Gewinnspiele und unerlaubte Werbung:Justizministerin kämpft gegen Überrumpelung am Telefon

Immer noch versuchen Unternehmen mit unerlaubter Telefonwerbung und dubiosen Gewinnspielen Geld zu machen. Justizministerin Sabine Leutheusser-Schnarrenberger will nach SZ-Informationen jetzt das Bußgeld für unerbetene Anrufe versechsfachen - auf 300.000 Euro. Auch schärfere Gesetze gegen unlautere Inkasso-Methoden sind geplant.

Daniela Kuhr

Bundesjustizministerin Sabine Leutheusser-Schnarrenberger (FDP) plant deutlich schärfere Gesetze gegen unerlaubte Telefonwerbung und dubiose Gewinnspiel-Dienste. Das geht aus einem Eckpunkte-Papier ihres Ministeriums hervor, das der Süddeutschen Zeitung vorliegt. Demnach sollen die Bußgelder, die die Bundesnetzagentur bei unerbetenen Werbeanrufen verhängen kann, von derzeit maximal 50.000 Euro auf bis zu 300.000 Euro erhöht werden.
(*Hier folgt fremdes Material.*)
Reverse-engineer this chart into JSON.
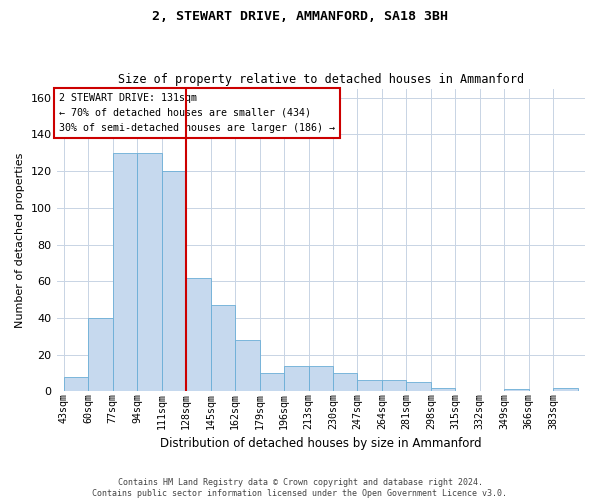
{
  "title1": "2, STEWART DRIVE, AMMANFORD, SA18 3BH",
  "title2": "Size of property relative to detached houses in Ammanford",
  "xlabel": "Distribution of detached houses by size in Ammanford",
  "ylabel": "Number of detached properties",
  "footer1": "Contains HM Land Registry data © Crown copyright and database right 2024.",
  "footer2": "Contains public sector information licensed under the Open Government Licence v3.0.",
  "annotation_title": "2 STEWART DRIVE: 131sqm",
  "annotation_line1": "← 70% of detached houses are smaller (434)",
  "annotation_line2": "30% of semi-detached houses are larger (186) →",
  "bar_color": "#c6d9ee",
  "bar_edge_color": "#6aaed6",
  "vline_color": "#cc0000",
  "annotation_box_color": "#ffffff",
  "annotation_box_edge": "#cc0000",
  "background_color": "#ffffff",
  "grid_color": "#c8d4e4",
  "categories": [
    "43sqm",
    "60sqm",
    "77sqm",
    "94sqm",
    "111sqm",
    "128sqm",
    "145sqm",
    "162sqm",
    "179sqm",
    "196sqm",
    "213sqm",
    "230sqm",
    "247sqm",
    "264sqm",
    "281sqm",
    "298sqm",
    "315sqm",
    "332sqm",
    "349sqm",
    "366sqm",
    "383sqm"
  ],
  "values": [
    8,
    40,
    130,
    130,
    120,
    62,
    47,
    28,
    10,
    14,
    14,
    10,
    6,
    6,
    5,
    2,
    0,
    0,
    1,
    0,
    2
  ],
  "bin_edges": [
    43,
    60,
    77,
    94,
    111,
    128,
    145,
    162,
    179,
    196,
    213,
    230,
    247,
    264,
    281,
    298,
    315,
    332,
    349,
    366,
    383,
    400
  ],
  "ylim": [
    0,
    165
  ],
  "yticks": [
    0,
    20,
    40,
    60,
    80,
    100,
    120,
    140,
    160
  ],
  "vline_x": 128
}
Zudem sollen Verträge über Gewinnspiel-Dienste künftig nur wirksam sein, wenn sie schriftlich, per Fax oder per E-Mail geschlossen wurden. Davon erhofft sich die Ministerin eine "Warnfunktion".

Call-Center-Betreiber wollen schärfer gegen schwarze Schafe vorg

Schärfere Gesetze sollen lästige Werbeanrufe verhindern.

(Foto: picture alliance / dpa)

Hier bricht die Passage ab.